The next thing I knew, she fled the room. She went upstairs and didn’t return for a long time. When she finally returned, she wasn’t wearing make-up at all. She looked fine just the same. It was about time to contact the artifact. I slipped down to the floor, to sit before the keyboard and monitor on the coffee table, while Eliza sat on the sofa right behind me. I just sat there, in no real hurry to start clacking out messages on the keyboard. Maybe I was trying to delay the inevitable. If I was, it was pretty lame, really. I was just enjoying the moment, enjoying that Eliza was right behind. Even though I didn’t turn round, I could feel her there. It was a warm, satisfying feeling, and I wished it could last forever.

    
    
Just then, she started giggling. Maybe she was reading my mind again. I couldn’t tell for sure.

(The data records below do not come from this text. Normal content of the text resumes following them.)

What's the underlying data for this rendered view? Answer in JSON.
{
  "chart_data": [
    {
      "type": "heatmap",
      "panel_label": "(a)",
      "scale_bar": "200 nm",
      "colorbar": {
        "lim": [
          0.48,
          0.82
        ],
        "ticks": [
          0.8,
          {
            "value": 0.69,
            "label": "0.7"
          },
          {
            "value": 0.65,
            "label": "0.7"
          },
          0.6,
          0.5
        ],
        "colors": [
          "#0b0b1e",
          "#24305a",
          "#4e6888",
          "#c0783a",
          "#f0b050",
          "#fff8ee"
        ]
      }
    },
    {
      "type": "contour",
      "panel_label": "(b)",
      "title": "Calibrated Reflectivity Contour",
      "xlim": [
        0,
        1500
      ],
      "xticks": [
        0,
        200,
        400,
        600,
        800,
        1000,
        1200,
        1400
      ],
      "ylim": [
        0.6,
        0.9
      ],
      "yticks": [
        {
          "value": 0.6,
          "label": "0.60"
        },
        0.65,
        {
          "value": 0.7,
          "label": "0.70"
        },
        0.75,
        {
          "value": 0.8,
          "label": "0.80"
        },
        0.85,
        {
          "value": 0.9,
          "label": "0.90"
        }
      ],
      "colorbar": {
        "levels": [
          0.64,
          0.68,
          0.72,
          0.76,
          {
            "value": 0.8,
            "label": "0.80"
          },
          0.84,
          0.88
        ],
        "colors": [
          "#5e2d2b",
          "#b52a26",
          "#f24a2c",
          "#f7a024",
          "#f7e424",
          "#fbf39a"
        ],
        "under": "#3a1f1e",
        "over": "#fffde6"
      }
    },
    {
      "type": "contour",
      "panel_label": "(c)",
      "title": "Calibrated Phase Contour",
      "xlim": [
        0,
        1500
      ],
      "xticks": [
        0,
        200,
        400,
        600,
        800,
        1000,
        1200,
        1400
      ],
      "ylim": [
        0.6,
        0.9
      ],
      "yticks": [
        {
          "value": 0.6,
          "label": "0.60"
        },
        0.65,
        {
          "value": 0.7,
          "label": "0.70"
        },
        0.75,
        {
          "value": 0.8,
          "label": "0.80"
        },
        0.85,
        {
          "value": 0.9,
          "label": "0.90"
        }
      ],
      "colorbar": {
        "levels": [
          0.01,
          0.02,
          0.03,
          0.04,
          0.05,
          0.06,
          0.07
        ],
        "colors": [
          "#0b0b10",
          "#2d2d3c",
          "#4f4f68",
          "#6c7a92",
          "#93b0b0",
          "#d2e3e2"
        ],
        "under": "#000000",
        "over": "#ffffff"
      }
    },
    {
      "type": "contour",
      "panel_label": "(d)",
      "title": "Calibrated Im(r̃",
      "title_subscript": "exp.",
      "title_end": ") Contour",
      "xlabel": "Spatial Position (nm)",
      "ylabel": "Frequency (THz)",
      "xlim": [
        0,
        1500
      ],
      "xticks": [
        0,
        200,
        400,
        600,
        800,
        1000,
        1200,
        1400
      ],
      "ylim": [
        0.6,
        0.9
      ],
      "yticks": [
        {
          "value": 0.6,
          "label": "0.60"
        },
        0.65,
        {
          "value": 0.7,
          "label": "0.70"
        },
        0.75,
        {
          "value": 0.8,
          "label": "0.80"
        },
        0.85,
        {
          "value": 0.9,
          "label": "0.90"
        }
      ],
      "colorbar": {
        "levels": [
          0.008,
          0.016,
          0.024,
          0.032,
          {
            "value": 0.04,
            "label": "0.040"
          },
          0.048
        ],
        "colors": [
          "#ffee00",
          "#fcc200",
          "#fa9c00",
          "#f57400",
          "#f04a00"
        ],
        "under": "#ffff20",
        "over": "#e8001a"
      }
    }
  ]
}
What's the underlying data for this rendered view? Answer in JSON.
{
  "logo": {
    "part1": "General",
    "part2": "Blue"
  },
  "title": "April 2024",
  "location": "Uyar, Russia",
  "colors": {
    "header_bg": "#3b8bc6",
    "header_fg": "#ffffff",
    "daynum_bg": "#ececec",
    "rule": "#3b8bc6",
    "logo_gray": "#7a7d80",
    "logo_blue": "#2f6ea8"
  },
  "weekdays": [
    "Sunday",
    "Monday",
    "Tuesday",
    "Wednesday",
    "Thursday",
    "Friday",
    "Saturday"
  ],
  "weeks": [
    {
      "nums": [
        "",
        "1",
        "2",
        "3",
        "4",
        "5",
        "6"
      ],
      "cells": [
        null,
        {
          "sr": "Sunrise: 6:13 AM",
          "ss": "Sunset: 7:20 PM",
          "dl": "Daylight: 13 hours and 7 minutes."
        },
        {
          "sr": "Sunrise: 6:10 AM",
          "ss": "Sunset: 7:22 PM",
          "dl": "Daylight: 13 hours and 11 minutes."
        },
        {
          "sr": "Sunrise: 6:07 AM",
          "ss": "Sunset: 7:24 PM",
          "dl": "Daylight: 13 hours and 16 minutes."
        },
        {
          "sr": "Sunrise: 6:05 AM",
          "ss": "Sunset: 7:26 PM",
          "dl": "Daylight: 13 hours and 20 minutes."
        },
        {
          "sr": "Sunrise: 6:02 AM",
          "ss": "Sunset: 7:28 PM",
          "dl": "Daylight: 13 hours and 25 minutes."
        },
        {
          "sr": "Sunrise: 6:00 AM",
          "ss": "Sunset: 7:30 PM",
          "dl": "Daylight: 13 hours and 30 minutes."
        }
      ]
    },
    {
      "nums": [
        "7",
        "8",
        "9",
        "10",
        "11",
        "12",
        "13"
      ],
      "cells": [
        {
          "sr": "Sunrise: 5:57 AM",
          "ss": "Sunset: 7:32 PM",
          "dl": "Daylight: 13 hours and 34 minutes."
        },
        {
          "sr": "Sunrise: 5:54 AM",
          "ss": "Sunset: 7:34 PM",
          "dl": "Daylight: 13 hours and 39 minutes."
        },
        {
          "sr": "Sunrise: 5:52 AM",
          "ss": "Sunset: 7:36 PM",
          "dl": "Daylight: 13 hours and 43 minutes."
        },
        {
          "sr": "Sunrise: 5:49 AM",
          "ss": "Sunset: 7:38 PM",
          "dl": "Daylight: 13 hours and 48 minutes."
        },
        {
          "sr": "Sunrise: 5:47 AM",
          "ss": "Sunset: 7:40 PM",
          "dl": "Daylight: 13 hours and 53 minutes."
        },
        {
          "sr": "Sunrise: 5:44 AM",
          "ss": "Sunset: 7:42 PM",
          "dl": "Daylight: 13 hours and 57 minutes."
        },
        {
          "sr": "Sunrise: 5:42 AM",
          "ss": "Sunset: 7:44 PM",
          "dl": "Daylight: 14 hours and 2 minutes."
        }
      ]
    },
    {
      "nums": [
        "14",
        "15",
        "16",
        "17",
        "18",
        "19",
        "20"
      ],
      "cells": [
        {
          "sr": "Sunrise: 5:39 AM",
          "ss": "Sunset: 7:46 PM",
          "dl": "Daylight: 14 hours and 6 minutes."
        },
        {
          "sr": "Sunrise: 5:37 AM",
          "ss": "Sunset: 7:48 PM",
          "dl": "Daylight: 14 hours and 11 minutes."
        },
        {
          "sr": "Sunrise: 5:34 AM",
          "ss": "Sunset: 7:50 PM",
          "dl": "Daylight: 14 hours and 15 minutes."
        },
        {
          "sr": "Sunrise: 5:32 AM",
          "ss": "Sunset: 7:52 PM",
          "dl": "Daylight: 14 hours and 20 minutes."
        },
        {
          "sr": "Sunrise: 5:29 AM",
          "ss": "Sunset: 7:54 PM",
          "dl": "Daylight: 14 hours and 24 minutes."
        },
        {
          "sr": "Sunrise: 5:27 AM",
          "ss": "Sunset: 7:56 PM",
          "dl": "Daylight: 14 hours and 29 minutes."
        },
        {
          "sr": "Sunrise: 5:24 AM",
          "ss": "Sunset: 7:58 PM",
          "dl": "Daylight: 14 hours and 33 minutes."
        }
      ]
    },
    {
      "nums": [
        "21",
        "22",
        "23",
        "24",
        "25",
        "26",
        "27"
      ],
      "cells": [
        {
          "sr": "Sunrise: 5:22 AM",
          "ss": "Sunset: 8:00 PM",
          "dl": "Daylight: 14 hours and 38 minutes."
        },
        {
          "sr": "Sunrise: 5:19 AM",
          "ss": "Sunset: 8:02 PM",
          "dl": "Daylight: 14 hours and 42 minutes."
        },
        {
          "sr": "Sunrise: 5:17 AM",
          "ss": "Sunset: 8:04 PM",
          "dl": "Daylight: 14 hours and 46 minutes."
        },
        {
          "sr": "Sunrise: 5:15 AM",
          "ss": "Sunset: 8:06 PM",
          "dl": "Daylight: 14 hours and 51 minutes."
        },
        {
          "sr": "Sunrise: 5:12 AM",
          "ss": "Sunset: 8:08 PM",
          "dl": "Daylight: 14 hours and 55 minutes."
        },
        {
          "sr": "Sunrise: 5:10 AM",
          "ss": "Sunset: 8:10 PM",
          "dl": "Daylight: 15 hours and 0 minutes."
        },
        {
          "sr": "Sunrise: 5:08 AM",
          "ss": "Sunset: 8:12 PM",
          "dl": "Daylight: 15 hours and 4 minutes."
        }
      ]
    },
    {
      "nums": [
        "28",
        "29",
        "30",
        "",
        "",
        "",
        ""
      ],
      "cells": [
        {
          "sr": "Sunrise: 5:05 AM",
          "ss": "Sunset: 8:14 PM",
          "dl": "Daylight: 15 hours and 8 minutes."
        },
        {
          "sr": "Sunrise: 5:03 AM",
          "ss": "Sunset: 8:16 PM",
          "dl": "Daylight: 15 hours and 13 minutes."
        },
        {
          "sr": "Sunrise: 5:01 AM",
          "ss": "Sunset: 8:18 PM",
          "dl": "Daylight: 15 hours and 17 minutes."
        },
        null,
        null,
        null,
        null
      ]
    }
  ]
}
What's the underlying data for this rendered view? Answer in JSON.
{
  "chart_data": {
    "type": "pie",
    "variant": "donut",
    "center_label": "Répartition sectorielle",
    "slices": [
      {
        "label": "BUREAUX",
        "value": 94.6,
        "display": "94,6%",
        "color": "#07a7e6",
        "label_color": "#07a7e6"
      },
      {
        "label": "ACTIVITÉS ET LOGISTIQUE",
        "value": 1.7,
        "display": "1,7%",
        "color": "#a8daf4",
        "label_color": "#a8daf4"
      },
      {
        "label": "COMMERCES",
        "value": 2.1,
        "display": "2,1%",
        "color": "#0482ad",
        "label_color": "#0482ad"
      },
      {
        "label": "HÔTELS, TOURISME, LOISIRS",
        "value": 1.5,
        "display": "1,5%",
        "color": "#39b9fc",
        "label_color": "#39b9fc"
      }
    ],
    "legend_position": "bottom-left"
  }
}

Sometimes she would giggle that way for no apparent reason, and then would never confess what had started her giggling. Maybe she didn’t know herself. Who could tell? Then she stretched out her leg, and rested it on my shoulder. Her bare foot flipped back and forth in front of my face, and she was giggling harder than ever.

    
    
“Eliza, this is going to hard enough to do without trying to look through your foot.”

    
    
“I was just thinking,” she said, and paused. She paused in a way that made me believe that she was trying to make up something to say, so that she didn’t have to tell me what was really on her mind at the moment. It was strange; I was really certain this was true, but I couldn’t explain how I was so sure. “We’re like the little piggy,” she finally said, “the one that went
weee weee weee
all the way home.” And she wiggled her toes, and giggled insanely.

    
    
“Eliza, please!” I chided her. What’s going on here? I wondered. Suddenly I was in a Quentin Tarantino movie.

    
    
“Oh, what’s the matter,” she said, “don’t you love my feet. Are they stin-key? No. Are they ugly? No. Are they humongous? No. Actually they are quite petite, no? Sometimes I think they are so small, how do they support my weight? Why don’t I fall down more often?”
 
Just then, she slipped off the edge of the sofa, and landed behind me, squeezed between my back and the front of the sofa. She started laughing now, loud and hysterical. She couldn’t stop laughing, though she was in obvious discomfort; her right leg still rested on my right shoulder, the back of her right thigh was flat against my back, her left leg was curled round so that her left foot rested in my lap, and her torso was squished back against the sofa so that her lungs had to labor for her to laugh. Still she never tried to extricate herself, just remained in that contorted position, content just to stay there and laugh her head off. For a moment, I seriously considered the possibility the artifact had been right; she really was insane. Maybe because I loved her, I hadn’t quite noticed how loopy she really was. And now she was laughing harder than ever, so hard in fact that she could scarcely breathe.